The sailor endured the hazing, believing it would get better over time. But it eventually led him to contemplate suicide and he feared he could snap and hurt someone else or himself, he wrote in a note, The Associated Press reported, citing an investigative report it had obtained through the Freedom of Information Act.

The hazing occurred in 2011 aboard the Kings Bay, Ga.-based USS Florida. The vessel's top enlisted officer, Master Chief Machinist's Mate Charles Berry, was fired over the case due to dereliction of duty, the Navy said on March 30. In his role as chief of the boat, Berry had to consult the commanding officer of issues surrounding enlisted sailors.

The sailor who was targeted for abuse was well-liked, and his fellow sailors did not realize the toll that the remarks -- including being called a derogatory name for someone who is gay -- were having on him, AP reported.

While docked at the Diego Garcia port in the Indian Ocean, another man attempted to rape him and threatened him with a knife, the report said.

Several junior officers involved in the hazing were subject to disciplinary action, such as loss of pay and rank. There was a culture of hazing and sexual harassment on the vessel and not enough knowledge about Navy policies to prevent the abuse, the Navy report said.

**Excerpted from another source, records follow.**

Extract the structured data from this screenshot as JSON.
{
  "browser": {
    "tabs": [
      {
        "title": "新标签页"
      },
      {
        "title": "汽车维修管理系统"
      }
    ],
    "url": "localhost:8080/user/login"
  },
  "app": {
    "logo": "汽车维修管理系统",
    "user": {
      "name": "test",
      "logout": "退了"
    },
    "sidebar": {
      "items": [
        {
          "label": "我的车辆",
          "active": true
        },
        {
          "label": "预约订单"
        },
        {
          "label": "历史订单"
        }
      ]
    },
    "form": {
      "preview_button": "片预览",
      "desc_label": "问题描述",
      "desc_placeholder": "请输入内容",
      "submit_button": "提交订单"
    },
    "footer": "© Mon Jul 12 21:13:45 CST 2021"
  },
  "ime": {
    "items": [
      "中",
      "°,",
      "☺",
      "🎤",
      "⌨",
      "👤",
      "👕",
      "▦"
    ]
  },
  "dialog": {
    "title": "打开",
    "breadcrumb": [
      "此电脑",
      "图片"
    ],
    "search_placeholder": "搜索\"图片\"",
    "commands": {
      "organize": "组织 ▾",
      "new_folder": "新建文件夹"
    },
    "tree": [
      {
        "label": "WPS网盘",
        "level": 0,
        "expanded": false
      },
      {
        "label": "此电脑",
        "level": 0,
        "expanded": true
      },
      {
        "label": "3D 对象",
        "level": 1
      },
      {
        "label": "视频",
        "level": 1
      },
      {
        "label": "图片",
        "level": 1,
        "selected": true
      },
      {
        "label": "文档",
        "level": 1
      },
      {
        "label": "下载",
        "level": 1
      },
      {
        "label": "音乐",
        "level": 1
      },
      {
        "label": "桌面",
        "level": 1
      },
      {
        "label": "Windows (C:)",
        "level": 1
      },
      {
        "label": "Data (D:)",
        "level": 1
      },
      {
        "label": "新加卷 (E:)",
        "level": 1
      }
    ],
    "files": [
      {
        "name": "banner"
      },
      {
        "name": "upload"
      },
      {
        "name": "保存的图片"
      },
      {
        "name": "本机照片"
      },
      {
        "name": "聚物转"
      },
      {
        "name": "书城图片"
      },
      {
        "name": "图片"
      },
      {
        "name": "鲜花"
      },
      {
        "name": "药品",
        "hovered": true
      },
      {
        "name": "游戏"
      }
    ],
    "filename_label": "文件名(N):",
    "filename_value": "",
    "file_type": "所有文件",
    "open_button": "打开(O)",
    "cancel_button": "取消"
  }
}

"The Navy's standards for personal behavior are very high and it demands that sailors are treated with the dignity and respect they deserve," the Navy said in a March 30 statement. "When individuals fall short of this standard of professionalism and personal behavior, the Navy will take swift and decisive action to stop undesirable behavior, protect victims and hold accountable those who do not meet its standards." 

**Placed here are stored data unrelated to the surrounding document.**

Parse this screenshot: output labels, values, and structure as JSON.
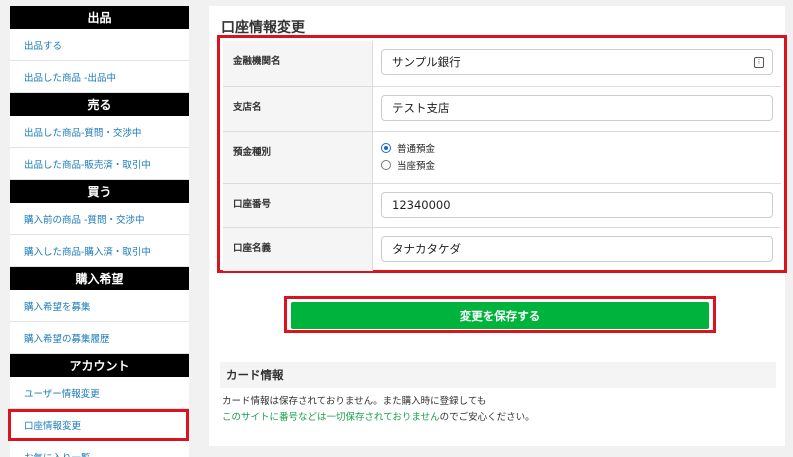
{
  "sidebar": {
    "sections": [
      {
        "title": "出品",
        "items": [
          "出品する",
          "出品した商品 -出品中"
        ]
      },
      {
        "title": "売る",
        "items": [
          "出品した商品-質問・交渉中",
          "出品した商品-販売済・取引中"
        ]
      },
      {
        "title": "買う",
        "items": [
          "購入前の商品 -質問・交渉中",
          "購入した商品-購入済・取引中"
        ]
      },
      {
        "title": "購入希望",
        "items": [
          "購入希望を募集",
          "購入希望の募集履歴"
        ]
      },
      {
        "title": "アカウント",
        "items": [
          "ユーザー情報変更",
          "口座情報変更",
          "お気に入り一覧"
        ]
      }
    ]
  },
  "main": {
    "title": "口座情報変更",
    "form": {
      "bank_label": "金融機関名",
      "bank_value": "サンプル銀行",
      "branch_label": "支店名",
      "branch_value": "テスト支店",
      "type_label": "預金種別",
      "type_option1": "普通預金",
      "type_option2": "当座預金",
      "number_label": "口座番号",
      "number_value": "12340000",
      "holder_label": "口座名義",
      "holder_value": "タナカタケダ"
    },
    "save_label": "変更を保存する",
    "card": {
      "heading": "カード情報",
      "line1": "カード情報は保存されておりません。また購入時に登録しても",
      "line2_green": "このサイトに番号などは一切保存されておりません",
      "line2_rest": "のでご安心ください。"
    }
  },
  "colors": {
    "accent_green": "#00b33c",
    "highlight_red": "#d9141e",
    "link_blue": "#1a7bb9"
  }
}
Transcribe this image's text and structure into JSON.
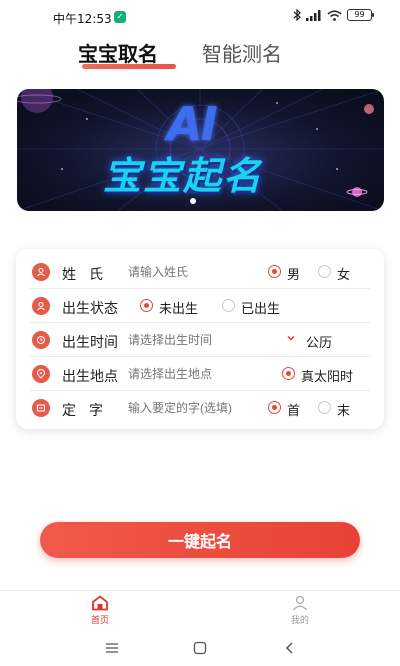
{
  "status_bar": {
    "time": "中午12:53",
    "battery": "99"
  },
  "top_tabs": {
    "active": "宝宝取名",
    "inactive": "智能测名"
  },
  "banner": {
    "ai_text": "AI",
    "title": "宝宝起名",
    "page_indicator": "1 of 1"
  },
  "form": {
    "surname": {
      "label": "姓氏",
      "placeholder": "请输入姓氏",
      "gender_male": "男",
      "gender_female": "女",
      "gender_selected": "男"
    },
    "birth_status": {
      "label": "出生状态",
      "not_born": "未出生",
      "born": "已出生",
      "selected": "未出生"
    },
    "birth_time": {
      "label": "出生时间",
      "placeholder": "请选择出生时间",
      "calendar": "公历"
    },
    "birth_place": {
      "label": "出生地点",
      "placeholder": "请选择出生地点",
      "solar_time": "真太阳时",
      "solar_time_checked": true
    },
    "fixed_char": {
      "label": "定字",
      "placeholder": "输入要定的字(选填)",
      "first": "首",
      "last": "末",
      "selected": "首"
    }
  },
  "actions": {
    "generate_label": "一键起名"
  },
  "bottom_nav": {
    "home": "首页",
    "mine": "我的"
  },
  "colors": {
    "accent": "#e04a3a",
    "banner_bg": "#11142b",
    "banner_title": "#1ad3f0",
    "ai_blue": "#3e6df0"
  },
  "icons": {
    "home": "home-icon",
    "mine": "user-icon",
    "row": "circle-badge-icon"
  }
}
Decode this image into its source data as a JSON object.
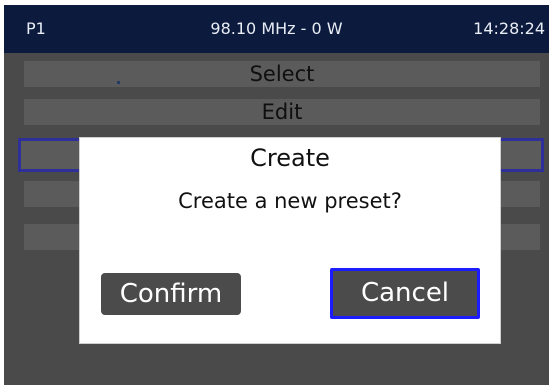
{
  "status_bar": {
    "preset": "P1",
    "frequency_power": "98.10 MHz - 0 W",
    "time": "14:28:24"
  },
  "menu": {
    "items": [
      {
        "label": "Select"
      },
      {
        "label": "Edit"
      },
      {
        "label": ""
      },
      {
        "label": ""
      },
      {
        "label": ""
      }
    ],
    "selected_index": 2
  },
  "dialog": {
    "title": "Create",
    "message": "Create a new preset?",
    "confirm_label": "Confirm",
    "cancel_label": "Cancel",
    "focused_button": "cancel"
  },
  "colors": {
    "status_bar_bg": "#0b1a3d",
    "screen_bg": "#4a4a4a",
    "focus_border": "#1c1cff",
    "button_bg": "#4b4b4b"
  }
}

Hank Nuwer, who has done decades of research on hazing in schools and the military, said it was "a significant and positive response by the Navy in regard to requiring a chain of command to take responsibility in the event of a substantial hazing allegation."

However, he said, the Navy might consider moving up its timetable when an allegation of hazing is reported aboard such a vessel since victims were stuck in the close quarters with nowhere to go nor hide.

" ... getting a culture of change with regard to Navy hazing is going to take many years, if at all," he wrote in an email to msnbc.com. "Such 'traditions' as having Navy people crossing the equator or reaching a certain petty officer rank were winked on by Navy brass so long that completely eradicating hazing stands about as much a small chance as there is eradicating hazing in college fraternity life."

Msnbc.com's Miranda Leitsinger contributed to this report.